Le soir où l’OL s’était senti floué
Le 15 septembre 2025, l’actualité lyonnaise était en ébullition. Revenus de Rennes avec une défaite 1-3, les Gones ne digéraient ni le score, ni les décisions arbitrales. Au cœur de la polémique, une semelle dangereuse d’Anthony Rouault sur Khalis Merah, passée sous le radar de l’arbitre Buquet et non signalée par la VAR, Stéphanie Frappart. L’OL, alors mené par Corentin Tolisso, avait ouvert la marque avant de s’écrouler à dix contre onze après l’expulsion de Tyler Morton, jugée sévère. Le lendemain, la commission arbitrale avait officiellement reconnu l’erreur : Rouault aurait dû être expulsé. Sans changer le résultat, ce verdict avait conforté le sentiment d’injustice des supporters, persuadés que la rencontre avait basculé sur une faute de jugement. La colère grondait dans le Rhône, alimentée par des regrets sur la gestion du match et sur l’incapacité du club à inverser la tendance dans les moments chauds.
Un an après, l’OL s’est-il vraiment apaisé ?
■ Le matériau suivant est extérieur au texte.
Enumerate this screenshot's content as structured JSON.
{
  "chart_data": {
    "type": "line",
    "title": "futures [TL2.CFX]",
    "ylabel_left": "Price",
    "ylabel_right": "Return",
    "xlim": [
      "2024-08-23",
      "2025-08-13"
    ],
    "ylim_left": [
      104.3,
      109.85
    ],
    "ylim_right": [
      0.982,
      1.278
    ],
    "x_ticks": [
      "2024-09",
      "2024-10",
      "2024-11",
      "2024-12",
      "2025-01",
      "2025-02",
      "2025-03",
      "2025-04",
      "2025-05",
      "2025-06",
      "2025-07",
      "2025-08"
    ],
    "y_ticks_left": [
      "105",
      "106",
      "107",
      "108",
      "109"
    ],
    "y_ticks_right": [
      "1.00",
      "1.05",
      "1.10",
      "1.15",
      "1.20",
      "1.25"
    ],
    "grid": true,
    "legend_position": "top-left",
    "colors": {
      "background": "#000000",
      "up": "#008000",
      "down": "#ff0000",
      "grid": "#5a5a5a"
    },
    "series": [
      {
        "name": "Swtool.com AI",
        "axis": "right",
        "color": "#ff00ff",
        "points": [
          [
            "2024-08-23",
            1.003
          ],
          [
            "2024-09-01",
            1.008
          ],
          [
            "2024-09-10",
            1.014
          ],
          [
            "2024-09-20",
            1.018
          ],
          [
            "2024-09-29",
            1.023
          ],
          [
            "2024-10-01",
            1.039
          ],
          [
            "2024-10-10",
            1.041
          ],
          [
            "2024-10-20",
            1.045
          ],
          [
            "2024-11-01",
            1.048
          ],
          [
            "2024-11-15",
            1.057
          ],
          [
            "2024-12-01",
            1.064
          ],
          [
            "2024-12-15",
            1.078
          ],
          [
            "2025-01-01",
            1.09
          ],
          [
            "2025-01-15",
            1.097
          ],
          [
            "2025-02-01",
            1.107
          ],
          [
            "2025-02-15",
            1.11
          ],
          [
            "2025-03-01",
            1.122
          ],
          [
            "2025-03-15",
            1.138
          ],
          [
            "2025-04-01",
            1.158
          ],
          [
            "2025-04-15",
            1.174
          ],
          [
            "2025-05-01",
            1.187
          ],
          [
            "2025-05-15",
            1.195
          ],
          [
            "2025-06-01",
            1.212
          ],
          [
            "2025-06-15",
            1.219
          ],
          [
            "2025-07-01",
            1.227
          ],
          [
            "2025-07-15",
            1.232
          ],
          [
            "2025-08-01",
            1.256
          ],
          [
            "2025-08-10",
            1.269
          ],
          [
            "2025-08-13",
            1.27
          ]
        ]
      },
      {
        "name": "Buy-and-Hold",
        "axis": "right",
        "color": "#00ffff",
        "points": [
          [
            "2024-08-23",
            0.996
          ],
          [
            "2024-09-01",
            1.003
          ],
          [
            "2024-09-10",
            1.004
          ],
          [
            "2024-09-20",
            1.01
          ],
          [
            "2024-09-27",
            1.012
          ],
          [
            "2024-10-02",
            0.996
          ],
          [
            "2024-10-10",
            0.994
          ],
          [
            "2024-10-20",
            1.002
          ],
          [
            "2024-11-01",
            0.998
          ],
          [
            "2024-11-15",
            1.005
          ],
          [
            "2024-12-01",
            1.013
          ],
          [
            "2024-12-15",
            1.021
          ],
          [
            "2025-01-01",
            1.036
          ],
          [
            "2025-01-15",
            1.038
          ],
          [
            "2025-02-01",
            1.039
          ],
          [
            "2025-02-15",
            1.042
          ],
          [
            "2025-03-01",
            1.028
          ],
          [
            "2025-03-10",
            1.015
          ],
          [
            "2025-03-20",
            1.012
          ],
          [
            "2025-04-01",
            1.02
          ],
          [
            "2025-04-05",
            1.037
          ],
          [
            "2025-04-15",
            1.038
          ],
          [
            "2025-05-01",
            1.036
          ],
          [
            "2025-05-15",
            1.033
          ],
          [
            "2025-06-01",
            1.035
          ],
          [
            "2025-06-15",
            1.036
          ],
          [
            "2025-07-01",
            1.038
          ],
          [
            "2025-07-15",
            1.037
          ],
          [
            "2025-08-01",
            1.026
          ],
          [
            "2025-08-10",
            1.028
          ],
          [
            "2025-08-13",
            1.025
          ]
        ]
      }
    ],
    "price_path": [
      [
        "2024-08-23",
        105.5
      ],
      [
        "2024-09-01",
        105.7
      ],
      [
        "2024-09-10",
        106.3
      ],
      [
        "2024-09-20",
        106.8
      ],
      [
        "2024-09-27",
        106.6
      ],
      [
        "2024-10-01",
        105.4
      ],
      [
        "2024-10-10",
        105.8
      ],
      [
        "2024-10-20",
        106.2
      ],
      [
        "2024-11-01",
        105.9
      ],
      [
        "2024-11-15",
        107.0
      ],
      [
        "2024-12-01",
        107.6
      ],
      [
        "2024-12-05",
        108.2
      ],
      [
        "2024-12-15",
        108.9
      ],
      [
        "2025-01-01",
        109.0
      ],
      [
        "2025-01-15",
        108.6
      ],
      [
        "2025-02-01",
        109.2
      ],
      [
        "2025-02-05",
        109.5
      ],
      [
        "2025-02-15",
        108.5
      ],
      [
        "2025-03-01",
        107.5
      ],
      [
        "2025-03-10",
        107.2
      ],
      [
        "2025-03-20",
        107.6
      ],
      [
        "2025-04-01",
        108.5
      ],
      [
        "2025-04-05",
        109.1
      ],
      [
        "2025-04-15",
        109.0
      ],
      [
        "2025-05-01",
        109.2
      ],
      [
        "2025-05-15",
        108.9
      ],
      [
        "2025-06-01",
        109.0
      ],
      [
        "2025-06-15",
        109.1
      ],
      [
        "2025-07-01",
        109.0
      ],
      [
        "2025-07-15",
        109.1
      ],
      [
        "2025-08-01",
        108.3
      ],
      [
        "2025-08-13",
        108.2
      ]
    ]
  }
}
Douze mois plus tard, l’atmosphère a changé. L’OL ne vibre plus autour d’un scandale arbitral, mais autour d’un projet stable et d’un collectif qui a retrouvé des couleurs. Sous la houlette de Paulo Fonseca, le club affiche des ambitions européennes malgré la récente frustration de l’élimination en Ligue des champions. Les Gones restent invaincus en Ligue 1 et s’apprêtent à lancer leur campagne de Ligue Europa avec un groupe renforcé, où la cohésion semble primer. Les débats ne portent plus sur les erreurs des arbitres ni sur un sentiment de malchance, mais sur l’efficacité offensive ou la gestion de l’effectif, preuve d’un club tourné vers l’avenir. Bien sûr, la partition n’est pas parfaite : le récent 0-0 à Paris a souligné les progrès à faire devant le but. Mais l’OL n’est plus dans la plainte, il avance. La page des polémiques arbitrales, qui avait tant secoué Décines il y a un an, paraît aujourd’hui tournée au profit d’une dynamique de travail et de résultats. Un contraste qui en dit long sur la maturité retrouvée du vestiaire lyonnais. Reste à voir si, face à Rennes ou ailleurs, les soirs de frustration appartiendront vraiment au passé…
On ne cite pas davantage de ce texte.